There are multiple scoring systems to assess its severity in terms of the risk of complications and mortality associated with it. Those include the Ranson score, the revised Atlanta classification, the bedside index for severity in acute pancreatitis (BISAP) score, the APACHE-II score, the Glasgow score, the MOSS score, the Balthazar score, the CT severity index (CTSI), and additional organ failure scores such as the Marshall score or the sequential organ failure assessment (SOFA) [2,3]. However, some scoring systems tend to be very complex and sometimes dependent on multiple investigations, which increases the time and resources needed to determine them.
According to the revised Atlanta classification, acute pancreatitis is classified into three categories: mild, moderate, and severe [2]. It was stated that the occurrence of organ failure in the first seven days from admission is a dynamic and progressive process correlated with a high mortality rate [4].

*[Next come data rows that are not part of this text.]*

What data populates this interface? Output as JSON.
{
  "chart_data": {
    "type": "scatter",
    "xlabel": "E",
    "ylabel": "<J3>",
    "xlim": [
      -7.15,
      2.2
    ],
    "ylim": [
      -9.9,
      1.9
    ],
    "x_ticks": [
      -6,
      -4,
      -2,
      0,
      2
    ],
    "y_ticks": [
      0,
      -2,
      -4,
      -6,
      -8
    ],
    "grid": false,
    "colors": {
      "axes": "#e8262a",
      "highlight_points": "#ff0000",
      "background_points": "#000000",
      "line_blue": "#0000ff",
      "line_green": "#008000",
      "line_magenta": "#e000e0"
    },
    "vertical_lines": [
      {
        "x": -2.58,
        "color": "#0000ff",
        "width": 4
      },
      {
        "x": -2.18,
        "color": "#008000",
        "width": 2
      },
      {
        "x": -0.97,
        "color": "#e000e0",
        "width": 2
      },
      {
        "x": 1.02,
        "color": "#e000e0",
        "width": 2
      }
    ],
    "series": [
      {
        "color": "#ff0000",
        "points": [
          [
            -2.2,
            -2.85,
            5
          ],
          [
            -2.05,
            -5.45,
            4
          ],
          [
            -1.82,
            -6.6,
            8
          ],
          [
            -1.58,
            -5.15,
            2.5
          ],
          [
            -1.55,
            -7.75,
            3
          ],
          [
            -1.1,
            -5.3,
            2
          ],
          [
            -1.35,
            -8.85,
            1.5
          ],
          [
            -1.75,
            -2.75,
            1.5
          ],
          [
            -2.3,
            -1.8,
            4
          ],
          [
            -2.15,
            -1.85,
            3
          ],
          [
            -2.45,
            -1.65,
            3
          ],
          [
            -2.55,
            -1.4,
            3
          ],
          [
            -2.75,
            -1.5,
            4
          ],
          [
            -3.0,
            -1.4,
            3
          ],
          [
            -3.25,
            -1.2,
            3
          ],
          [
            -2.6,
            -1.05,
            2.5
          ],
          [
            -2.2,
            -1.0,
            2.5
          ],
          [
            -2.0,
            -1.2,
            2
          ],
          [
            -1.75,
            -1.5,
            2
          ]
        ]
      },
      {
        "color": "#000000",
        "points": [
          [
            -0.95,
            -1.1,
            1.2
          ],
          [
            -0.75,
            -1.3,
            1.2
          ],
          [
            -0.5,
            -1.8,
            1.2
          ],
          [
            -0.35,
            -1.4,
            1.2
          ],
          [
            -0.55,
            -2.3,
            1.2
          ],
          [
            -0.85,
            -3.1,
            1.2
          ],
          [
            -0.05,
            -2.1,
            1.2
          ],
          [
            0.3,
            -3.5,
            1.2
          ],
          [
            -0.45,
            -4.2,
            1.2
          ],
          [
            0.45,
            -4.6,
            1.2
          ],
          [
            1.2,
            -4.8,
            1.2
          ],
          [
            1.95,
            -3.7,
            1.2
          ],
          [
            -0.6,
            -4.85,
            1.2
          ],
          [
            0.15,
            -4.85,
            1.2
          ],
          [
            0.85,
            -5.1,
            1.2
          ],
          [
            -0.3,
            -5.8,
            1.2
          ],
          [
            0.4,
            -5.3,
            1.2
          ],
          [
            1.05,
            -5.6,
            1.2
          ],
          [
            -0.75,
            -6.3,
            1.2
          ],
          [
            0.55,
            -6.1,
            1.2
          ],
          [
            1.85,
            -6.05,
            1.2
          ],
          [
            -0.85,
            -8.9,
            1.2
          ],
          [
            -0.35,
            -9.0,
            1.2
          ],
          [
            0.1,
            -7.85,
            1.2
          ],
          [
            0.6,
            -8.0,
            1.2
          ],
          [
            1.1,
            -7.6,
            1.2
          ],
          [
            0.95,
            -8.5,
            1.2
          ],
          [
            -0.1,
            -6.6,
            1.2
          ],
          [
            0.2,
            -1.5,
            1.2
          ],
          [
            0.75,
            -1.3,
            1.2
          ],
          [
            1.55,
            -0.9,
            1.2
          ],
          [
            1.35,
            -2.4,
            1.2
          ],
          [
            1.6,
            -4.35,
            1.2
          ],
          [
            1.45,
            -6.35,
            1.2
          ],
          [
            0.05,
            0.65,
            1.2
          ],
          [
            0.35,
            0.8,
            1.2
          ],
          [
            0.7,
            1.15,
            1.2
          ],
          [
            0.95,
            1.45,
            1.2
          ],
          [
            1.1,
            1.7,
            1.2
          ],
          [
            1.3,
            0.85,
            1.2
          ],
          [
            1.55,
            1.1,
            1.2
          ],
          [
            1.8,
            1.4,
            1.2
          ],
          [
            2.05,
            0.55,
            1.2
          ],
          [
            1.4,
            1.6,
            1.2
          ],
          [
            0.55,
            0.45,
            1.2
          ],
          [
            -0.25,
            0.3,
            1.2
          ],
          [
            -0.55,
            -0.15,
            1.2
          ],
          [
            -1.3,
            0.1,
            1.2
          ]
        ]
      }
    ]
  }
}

Different biomarkers were used to determine the severity of acute pancreatitis such as C-reactive protein (CRP), serum procalcitonin, neutrophil/lymphocyte ratio (NLR), platelet/lymphocyte ratio (PLR), red cell distribution width (RDW) levels, and the levels of interleukin (IL) 6 (IL-6), IL-8, IL-12, IL-15, and IL-17, polymorphonuclear elastase, and trypsin activation peptide [5]. CRP, IL-6, and procalcitonin are the most used biomarkers, but none of them was shown to identify disease severity [6] accurately.
Recently, the acute-phase protein ferritin has been proposed as a valuable predictor of disease severity and has been studied and recognized as an inflammatory marker in various acute diseases [7,8,9,10].
Ferritin is a protein involved in intracellular iron storage in the human body, reflecting the iron status and the inflammation level [11].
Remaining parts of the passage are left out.